And yet, there may come a time when you have a Rodney Dangerfield moment: “I don’t get no respect at all.” Even then, it usually makes sense to walk away and chalk it up to learning. For the times it doesn’t, you need to burn a bridge.

It means to take a course of action and eliminate any escape route. This is an inherently desperate measure because it reduces any chance for compromise and change. People who constantly burn bridges over time rather than building on existing relationships find their way in life ever more difficult.

Still, you may face extreme times when lighting a torch is the only way to oppose that which you simply cannot support. Here are some of the signs that you may need to cross a bridge and take it down after you.

People are repeatedly and seriously lying to you

Everyone lies to some degree, whether to spare you or themselves minor pain.
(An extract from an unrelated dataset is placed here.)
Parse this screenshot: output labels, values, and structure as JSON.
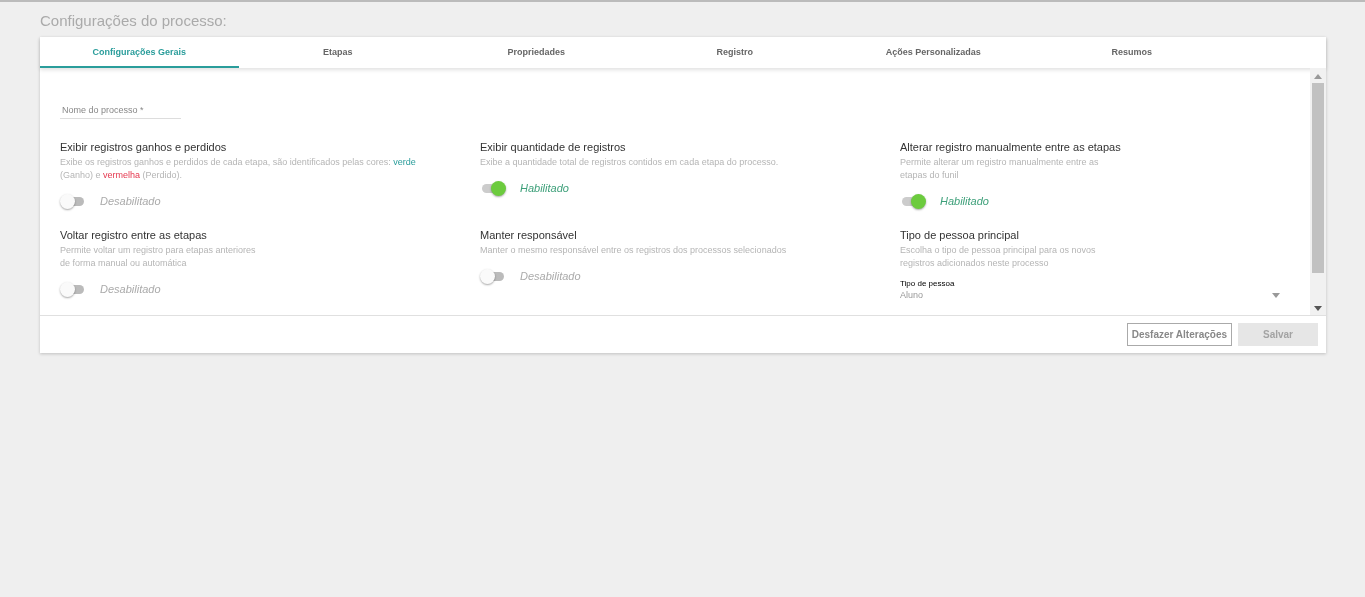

When the lying is habitual and damaging, you have to consider whether a continued relationship is wise. I remember a client some colleagues and I had in common. The person lied about payments, plans, communications, and everything under the sun. It got to a point where we would refer to him as “Brendan, you piece of excrement.” Or something a little less polite. Eventually, we all cut off the company and said why. Life is too short to help someone gaslight you on every possible occasion.

Someone cheats you

You know the feeling of rage, when someone has used the terms of a written agreement or unwritten understanding (you did make sure you both had the same understanding, right?) to screw you over. Some people will treat you abominably as a true mistake and may change. Others are willing to sacrifice anyone to their expediency. For the latter, cross the bridge with a flame thrower.
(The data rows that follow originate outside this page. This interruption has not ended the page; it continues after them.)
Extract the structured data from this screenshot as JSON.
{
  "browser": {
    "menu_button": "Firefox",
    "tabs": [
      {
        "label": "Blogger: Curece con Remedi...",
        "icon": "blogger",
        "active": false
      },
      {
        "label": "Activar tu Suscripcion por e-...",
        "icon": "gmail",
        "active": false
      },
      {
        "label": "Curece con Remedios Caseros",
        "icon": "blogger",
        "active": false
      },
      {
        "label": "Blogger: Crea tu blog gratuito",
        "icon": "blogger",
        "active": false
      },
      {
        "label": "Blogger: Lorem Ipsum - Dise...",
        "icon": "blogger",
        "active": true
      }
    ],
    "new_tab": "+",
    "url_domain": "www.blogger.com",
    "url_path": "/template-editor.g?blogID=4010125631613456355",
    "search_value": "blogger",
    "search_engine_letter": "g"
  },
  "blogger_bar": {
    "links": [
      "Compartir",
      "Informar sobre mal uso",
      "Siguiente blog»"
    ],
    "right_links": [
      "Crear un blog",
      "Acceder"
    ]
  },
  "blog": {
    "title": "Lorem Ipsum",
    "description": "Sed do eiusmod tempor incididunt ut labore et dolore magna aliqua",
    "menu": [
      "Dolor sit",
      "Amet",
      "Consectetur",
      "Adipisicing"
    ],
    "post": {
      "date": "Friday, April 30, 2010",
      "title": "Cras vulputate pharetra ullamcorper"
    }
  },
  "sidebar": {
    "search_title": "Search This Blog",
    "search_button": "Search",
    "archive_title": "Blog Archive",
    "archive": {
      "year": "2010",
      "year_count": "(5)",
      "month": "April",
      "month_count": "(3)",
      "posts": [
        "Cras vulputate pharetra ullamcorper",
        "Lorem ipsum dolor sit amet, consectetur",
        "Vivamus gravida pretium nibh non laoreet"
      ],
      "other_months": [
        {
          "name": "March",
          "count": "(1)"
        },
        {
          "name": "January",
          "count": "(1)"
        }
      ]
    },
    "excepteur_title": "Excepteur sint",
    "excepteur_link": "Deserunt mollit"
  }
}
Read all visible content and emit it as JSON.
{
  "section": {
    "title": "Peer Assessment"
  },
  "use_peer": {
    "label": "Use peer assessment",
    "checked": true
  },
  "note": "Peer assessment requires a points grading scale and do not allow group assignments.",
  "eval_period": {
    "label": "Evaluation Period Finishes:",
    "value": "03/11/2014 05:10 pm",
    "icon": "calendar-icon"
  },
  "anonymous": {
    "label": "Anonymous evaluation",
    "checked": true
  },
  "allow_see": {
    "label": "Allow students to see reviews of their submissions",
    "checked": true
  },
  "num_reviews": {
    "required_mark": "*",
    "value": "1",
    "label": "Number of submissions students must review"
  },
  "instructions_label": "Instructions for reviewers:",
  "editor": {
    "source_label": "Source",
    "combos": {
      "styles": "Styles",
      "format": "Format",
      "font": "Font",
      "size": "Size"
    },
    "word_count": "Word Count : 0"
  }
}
The give-and-take relationship is you give, they take

Again, this assumes that someone or some organization is willful, not simply ignorant or inattentive, and hasn’t changed even though you’ve insisted on it. Even when you write out monthly bills you’re getting something for the payments. If you never get anything return, march on and don’t look back.

You’re asked to do something unethical or illegal

Someone who wants you to break the law or your conscience is badly using you. This sort of request can leave you in a position where it is difficult to see yourself in the mirror. Don’t keep such a relationship. Who needs to get a knock on the door from the police very early in the morning?

You’re being abused

You’ve demanded change. The person or company has proven that nothing will. No one deserves to be a human punching bag. Let yourself get angry, walk across the bridge, and leave not a girder for rebuilding.

You see others being abused

To maintain self-respect requires that you resist in the mistreatment of others. If you overlook the regular abuse of others for the sake of a relationship with the abuser, you’re aiding and abetting those actions. Time to give it, and the relationship, up.